Questioning Skills Exercise: What’s My Name?


Purpose

This is a famous entertaining game were a player must guess the name written on a card by asking closed questions where the answers can be “yes” or “no”. The objective is to find the name as quickly as possible. Many variations can be used to bias the exercise based on your specific training needs. A variation of this exercise can be used to teach the importance of asking open questions as opposed to closed questions to maximise information transfer. See Variations for a guideline on this.

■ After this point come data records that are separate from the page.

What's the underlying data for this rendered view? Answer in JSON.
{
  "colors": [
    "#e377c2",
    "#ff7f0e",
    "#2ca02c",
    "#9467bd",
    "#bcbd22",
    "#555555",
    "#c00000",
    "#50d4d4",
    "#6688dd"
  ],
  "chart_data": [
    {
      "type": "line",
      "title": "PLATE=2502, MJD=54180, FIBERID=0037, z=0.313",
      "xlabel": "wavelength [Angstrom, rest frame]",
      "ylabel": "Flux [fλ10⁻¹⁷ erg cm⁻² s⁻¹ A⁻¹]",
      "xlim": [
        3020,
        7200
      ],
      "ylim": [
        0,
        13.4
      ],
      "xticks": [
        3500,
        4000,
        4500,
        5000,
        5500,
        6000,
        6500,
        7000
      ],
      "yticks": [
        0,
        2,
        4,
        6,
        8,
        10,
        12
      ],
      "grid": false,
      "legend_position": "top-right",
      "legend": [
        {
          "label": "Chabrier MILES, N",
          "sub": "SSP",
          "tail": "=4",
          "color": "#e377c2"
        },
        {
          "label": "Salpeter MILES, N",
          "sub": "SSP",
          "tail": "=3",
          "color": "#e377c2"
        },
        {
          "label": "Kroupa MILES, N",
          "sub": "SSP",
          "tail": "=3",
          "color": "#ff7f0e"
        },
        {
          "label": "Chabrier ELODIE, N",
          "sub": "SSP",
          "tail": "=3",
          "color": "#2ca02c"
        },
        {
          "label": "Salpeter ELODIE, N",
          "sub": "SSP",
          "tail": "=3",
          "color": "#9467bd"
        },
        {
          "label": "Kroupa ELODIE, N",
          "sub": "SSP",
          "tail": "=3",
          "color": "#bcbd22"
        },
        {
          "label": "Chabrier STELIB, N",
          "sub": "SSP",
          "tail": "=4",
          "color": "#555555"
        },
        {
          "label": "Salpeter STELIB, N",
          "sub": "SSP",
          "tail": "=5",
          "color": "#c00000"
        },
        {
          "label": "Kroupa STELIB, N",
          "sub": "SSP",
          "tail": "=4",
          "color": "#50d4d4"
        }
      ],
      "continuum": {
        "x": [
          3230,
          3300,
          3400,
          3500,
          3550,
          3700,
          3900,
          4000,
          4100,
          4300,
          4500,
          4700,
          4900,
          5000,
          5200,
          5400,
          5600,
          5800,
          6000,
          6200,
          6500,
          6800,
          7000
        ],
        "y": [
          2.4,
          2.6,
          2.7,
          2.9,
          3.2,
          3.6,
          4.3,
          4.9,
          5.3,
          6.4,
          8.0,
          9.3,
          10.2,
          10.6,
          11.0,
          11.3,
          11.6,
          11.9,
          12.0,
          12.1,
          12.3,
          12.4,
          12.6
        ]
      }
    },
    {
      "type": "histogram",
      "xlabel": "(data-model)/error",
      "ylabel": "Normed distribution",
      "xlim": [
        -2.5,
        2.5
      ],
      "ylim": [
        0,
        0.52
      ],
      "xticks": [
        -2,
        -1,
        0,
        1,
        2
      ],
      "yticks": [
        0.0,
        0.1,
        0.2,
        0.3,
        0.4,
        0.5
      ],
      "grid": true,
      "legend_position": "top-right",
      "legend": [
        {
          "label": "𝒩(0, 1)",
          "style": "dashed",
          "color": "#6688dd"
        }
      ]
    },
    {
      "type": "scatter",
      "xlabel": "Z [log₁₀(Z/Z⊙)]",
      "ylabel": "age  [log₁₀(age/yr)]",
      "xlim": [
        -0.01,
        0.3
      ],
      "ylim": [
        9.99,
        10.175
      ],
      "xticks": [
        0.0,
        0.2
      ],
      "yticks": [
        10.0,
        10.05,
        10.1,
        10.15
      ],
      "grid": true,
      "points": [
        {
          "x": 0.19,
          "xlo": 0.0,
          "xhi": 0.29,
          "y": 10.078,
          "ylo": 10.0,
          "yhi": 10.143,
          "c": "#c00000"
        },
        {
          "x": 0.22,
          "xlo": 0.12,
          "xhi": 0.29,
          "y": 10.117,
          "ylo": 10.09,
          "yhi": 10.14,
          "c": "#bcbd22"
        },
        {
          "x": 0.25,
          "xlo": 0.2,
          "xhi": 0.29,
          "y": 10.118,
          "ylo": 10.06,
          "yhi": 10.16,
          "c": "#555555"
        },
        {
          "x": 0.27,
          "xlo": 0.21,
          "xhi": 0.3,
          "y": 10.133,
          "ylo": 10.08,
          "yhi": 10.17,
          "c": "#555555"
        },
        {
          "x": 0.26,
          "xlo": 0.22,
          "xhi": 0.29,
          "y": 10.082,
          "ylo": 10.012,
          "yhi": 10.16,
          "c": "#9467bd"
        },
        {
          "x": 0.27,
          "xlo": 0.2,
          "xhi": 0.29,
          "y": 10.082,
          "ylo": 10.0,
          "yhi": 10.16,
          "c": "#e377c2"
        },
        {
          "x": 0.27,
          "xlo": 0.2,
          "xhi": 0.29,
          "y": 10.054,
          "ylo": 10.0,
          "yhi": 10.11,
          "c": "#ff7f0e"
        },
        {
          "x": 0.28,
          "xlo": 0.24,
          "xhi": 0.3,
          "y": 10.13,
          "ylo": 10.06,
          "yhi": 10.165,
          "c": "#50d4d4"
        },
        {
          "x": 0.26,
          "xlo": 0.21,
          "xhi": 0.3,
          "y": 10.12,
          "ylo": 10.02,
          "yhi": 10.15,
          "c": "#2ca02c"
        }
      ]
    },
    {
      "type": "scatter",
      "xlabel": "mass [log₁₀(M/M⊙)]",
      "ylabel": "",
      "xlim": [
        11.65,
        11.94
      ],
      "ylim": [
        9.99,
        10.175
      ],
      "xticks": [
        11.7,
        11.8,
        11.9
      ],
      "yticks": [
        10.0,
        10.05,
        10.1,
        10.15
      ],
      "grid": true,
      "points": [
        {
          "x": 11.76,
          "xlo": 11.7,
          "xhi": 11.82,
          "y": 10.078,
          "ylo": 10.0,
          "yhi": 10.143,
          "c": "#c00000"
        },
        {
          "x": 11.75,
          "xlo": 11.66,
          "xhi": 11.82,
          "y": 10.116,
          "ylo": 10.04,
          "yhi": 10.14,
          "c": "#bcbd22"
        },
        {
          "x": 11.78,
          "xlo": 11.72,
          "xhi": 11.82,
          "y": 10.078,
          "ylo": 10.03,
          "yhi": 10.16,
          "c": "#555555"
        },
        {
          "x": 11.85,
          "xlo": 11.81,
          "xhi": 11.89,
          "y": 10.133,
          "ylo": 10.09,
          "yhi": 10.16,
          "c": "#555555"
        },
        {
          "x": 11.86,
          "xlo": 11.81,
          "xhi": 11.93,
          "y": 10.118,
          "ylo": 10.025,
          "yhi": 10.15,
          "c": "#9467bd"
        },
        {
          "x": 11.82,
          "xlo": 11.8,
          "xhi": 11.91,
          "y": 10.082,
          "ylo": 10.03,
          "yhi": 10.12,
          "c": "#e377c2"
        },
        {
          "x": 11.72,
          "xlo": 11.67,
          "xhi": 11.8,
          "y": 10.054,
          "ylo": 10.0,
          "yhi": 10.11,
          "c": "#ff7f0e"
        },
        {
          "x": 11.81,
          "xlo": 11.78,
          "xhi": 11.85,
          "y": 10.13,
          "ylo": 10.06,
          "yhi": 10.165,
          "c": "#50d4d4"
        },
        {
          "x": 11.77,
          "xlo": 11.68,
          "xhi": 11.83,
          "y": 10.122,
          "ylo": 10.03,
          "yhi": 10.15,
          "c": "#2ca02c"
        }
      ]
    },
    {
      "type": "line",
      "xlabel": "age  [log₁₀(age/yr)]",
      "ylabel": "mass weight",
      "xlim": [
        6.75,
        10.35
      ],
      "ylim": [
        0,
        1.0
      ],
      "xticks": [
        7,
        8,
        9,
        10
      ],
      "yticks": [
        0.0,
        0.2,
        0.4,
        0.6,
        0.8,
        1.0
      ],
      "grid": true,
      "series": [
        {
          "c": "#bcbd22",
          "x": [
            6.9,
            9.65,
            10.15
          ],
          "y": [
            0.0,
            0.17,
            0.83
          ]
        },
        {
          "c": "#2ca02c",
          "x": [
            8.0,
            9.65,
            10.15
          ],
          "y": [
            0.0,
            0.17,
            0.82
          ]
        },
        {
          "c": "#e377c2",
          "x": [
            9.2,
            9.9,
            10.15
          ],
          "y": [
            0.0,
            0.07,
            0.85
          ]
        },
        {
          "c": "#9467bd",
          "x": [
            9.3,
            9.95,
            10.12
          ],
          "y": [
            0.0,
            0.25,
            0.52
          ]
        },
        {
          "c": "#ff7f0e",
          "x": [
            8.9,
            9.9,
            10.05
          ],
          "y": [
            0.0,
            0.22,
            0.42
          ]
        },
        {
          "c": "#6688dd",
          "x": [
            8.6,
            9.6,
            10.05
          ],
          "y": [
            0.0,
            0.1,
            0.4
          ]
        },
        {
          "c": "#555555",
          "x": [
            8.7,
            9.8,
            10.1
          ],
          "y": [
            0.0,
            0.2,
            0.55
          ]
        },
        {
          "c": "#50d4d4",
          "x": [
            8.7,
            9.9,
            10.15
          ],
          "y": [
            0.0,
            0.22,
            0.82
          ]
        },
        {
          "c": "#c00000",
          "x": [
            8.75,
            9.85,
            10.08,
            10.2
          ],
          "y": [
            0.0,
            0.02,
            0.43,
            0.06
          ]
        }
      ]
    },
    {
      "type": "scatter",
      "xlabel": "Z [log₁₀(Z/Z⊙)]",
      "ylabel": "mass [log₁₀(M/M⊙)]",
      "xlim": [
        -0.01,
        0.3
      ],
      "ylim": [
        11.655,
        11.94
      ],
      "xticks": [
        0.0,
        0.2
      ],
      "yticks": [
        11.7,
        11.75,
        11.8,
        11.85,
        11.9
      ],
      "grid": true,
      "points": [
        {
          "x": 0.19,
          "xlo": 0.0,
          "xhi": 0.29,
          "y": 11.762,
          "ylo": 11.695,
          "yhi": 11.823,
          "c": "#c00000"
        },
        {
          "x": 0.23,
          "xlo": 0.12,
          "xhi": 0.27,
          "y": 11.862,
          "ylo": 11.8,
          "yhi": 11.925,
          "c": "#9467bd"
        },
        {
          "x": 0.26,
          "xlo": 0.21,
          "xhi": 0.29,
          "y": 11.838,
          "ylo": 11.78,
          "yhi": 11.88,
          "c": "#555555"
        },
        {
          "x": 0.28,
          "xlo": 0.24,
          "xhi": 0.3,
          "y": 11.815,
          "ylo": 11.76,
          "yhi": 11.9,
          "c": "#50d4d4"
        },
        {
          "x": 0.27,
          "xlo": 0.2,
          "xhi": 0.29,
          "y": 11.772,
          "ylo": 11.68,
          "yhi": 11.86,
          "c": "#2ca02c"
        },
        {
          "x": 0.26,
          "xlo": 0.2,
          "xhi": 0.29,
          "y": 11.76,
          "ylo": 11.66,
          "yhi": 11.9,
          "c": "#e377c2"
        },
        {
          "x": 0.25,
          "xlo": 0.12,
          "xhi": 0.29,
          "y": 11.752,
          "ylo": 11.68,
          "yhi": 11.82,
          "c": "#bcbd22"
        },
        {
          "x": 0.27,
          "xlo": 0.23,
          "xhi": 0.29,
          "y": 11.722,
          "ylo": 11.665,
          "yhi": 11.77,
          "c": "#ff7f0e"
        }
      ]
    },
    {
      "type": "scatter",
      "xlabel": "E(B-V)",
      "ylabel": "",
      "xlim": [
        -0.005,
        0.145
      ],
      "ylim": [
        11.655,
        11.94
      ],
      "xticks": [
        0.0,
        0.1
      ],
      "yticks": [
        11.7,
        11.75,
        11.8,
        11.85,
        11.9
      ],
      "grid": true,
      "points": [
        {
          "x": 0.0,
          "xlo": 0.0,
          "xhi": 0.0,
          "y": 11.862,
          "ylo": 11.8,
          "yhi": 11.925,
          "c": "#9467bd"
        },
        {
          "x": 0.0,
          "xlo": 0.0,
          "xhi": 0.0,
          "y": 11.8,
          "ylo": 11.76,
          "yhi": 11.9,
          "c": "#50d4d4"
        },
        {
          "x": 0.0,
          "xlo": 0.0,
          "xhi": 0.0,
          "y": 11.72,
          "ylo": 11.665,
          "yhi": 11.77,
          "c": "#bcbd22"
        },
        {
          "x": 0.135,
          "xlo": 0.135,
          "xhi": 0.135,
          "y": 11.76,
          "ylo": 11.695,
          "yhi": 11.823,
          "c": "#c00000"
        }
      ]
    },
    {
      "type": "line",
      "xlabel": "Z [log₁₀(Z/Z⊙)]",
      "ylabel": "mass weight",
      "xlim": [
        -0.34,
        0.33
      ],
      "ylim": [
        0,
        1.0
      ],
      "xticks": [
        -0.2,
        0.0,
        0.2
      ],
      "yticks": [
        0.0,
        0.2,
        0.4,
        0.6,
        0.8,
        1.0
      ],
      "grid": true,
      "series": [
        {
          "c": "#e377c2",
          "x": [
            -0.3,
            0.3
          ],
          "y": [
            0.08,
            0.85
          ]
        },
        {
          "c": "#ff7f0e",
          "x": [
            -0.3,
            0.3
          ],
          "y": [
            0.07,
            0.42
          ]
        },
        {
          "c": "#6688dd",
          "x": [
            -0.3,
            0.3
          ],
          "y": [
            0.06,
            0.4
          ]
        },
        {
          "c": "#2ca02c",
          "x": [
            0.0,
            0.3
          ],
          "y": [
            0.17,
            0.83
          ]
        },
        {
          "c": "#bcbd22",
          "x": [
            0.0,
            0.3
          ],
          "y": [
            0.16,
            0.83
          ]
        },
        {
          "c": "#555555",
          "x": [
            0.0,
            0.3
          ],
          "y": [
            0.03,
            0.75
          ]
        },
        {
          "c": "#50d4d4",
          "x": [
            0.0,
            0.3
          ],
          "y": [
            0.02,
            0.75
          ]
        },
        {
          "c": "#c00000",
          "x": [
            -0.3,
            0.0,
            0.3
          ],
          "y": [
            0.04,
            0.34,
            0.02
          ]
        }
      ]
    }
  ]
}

This exercise has become immortally famous by Quentin Tarantino’s Inglourious Basterds.

Objective

Find the name written on a card attached to your forehead by only using questions that lead to a “yes” or “no” answer.

What You Need

  • Sticky cards that can be stuck on a person’s forehead.
  • Prize (optional)

Setup

  • Create name cards. You have several options such as follows:
    • Choose the names yourself and write them on the cards before the exercise
    • Get the group to decide on the names.
    • You can limit the choice to a subset such as celebrities, actors, politicians, scientists, singers, people from the organisation, anyone who is participating in the exercise and so on.
  • Shuffle the cards and place them face down on the table.
  • Ask all to pick a card at random and stick it on their foreheads (make sure they stay secure). Each player should not be able to see his own card, but all others can.
  • Ask for a volunteer to be the first player.
  • The player should ask questions to find the name on the card. The questions should be formulated in a way to get a “yes” or a “no”.
  • Continue until the player discovers the name on this own card.
  • Nominate another person and repeat based on your available time.
  • Optionally, you can make the game competitive by assigning a prize for the player who finds the answer with the shortest number of questions.
  • Follow up with a discussion.

Timing

Explaining the Exercise: 5 minutes

Activity: 5 minutes per person

Group Feedback: 5 minutes

Discussion

How quickly did you find the names? What methods worked best? What styles of questioning help to get more information in less time?

Variations

One of the ways you can bias this exercise is by adjusting the type of questions that can be asked. For example, you can run the exercise first by forcing participants to use closed questions. Next, you can say that from now on players can use any type of questions they like (except, “What’s my name?” or similar). Most often, they will continue asking closed questions as a habit. As more players participate, they start to “discover” that by asking open questions, they can get to the answer much quicker.